A Phase 3 clinical trial will investigate the impact of adding Tumor Treating Fields (TTFields), a method that uses electric fields to disrupt cell division, to Taxol (paclitaxel) for the treatment of ovarian cancer patients who are resistant to platinum-based chemotherapy.
Details of the clinical trial will be presented June 4 at the 2018 American Society of Clinical Oncology (ASCO) Annual Meeting, being held June 1-5 in Chicago, in a poster titled, “INNOVATE-3: Phase 3 randomized, international study of tumor treating fields (200 kHz) concomitant with weekly paclitaxel for the treatment of platinum-resistant ovarian cancer.”
The U.S. Food and Drug Administration approved Novocure‘s TTFields as a noninvasive, regional treatment method for newly diagnosed glioblastoma, an aggressive type of brain cancer.
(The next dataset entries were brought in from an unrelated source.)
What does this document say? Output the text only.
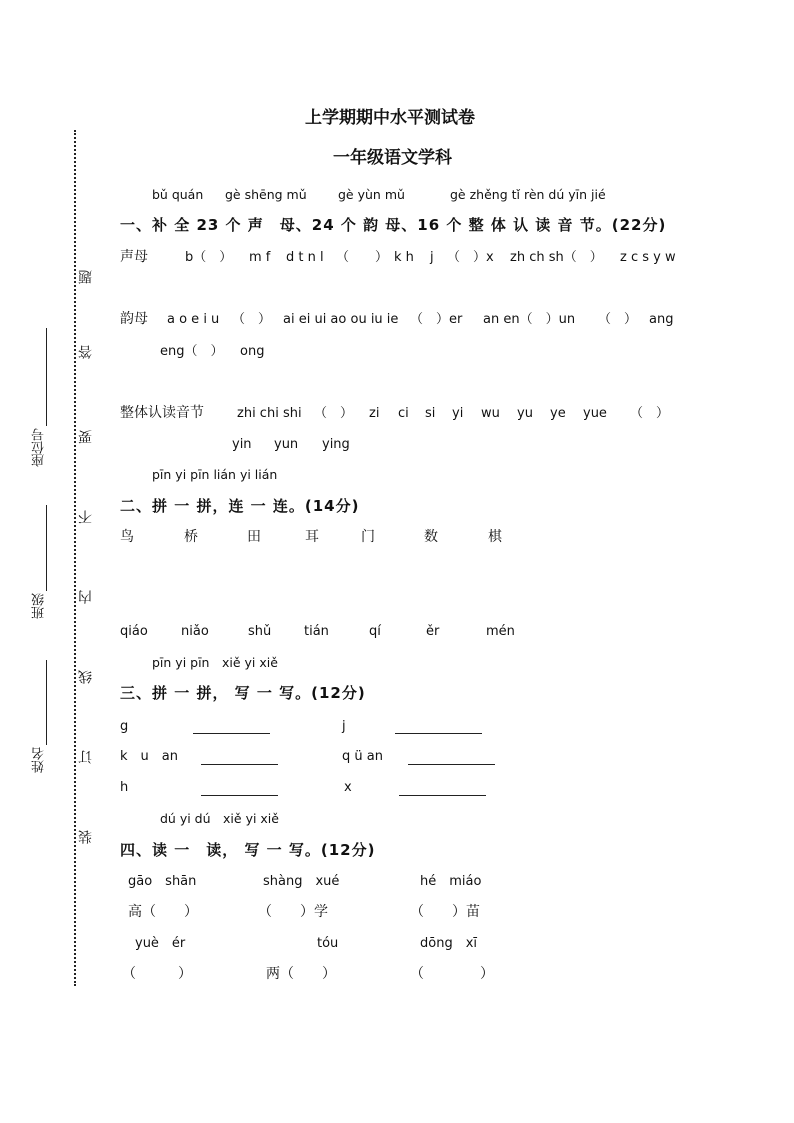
题
答
要
不
内
线
订
装
座位号
班级
姓名
上学期期中水平测试卷
一年级语文学科
bǔ quán gè shēng mǔ	gè yùn mǔ	gè zhěng tǐ rèn dú yīn jié
一、补 全 23 个 声　母、24 个 韵 母、16 个 整 体 认 读 音 节。(22分)
声母	b（　） m f d t n l （　　） k h j （　）x zh ch sh（　） z c s y w
韵母 a o e i u （　） ai ei ui ao ou iu ie （　）er an en（　）un （　） ang
eng（　） ong
整体认读音节	zhi chi shi （　） zi ci si yi wu yu ye yue （　）
yin yun ying
pīn yi pīn lián yi lián
二、拼 一 拼，连 一 连。(14分)
鸟	桥	田	耳	门	数	棋
qiáo	niǎo	shǔ	tián	qí	ěr	mén
pīn yi pīn　xiě yi xiě
三、拼 一 拼， 写 一 写。(12分)
g	j
k　u　an	q ü an
h	x
dú yi dú　xiě yi xiě
四、读 一　读， 写 一 写。(12分)
gāo　shān	shàng　xué	hé　miáo
高（　　）	（　　）学	（　　）苗
yuè　ér	tóu	dōng　xī
（　　　）	两（　　）	（　　　　）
TTFields disrupts cancer cell division by delivering intermediate frequency alternating electric fields and activating cells’ “suicide” programs.
For ovarian cancer patients, the therapy is delivered by four electrodes placed on a woman’s torso within the region surrounding the tumor. The delivery system is portable and allows patients to maintain a regular daily routine.
Previous results of preclinical models of ovarian cancer showed that TTFields, delivered at a frequency of 200 kHz, reduced the viability of cancer cells.
The Phase 2 INNOVATE trial (NCT02244502) showed that adding TTFields to Taxol is safe and extends the time a patient lives without disease worsening, from 3.9 months — historical controls treated with Taxol alone — to 8.9 months.
Now, the Phase 3 INNOVATE-3 study will determine if TTFields plus weekly Taxol is better than weekly Taxol alone at extending the survival of ovarian cancer patients with platinum-resistant disease.
Secondary objectives include the time a patient lives without disease progression, objective response rate, severity and frequency of adverse events, and patient-reported impact on quality of life.
Patients eligible to enroll must have had their last platinum therapy at least six months before enrollment with no more than two cycles after the diagnosis of platinum-resistant ovarian cancer. Those who received more than five prior lines of systemic therapy are not eligible to participate.
Participants will all receive Taxol weekly for eight weeks, followed by treatment at days 1, 8, and 15 of each subsequent 28-day cycle. Those assigned to TTFields will receive the treatment for at least 18 hours a day, on average. Patients may continue to use TTFields as long as there is no tumor worsening.
Clinical response will be assessed every four weeks, and imaging scans — computed tomography or magnetic resonance imaging — of the abdomen and chest will be conducted every eight weeks.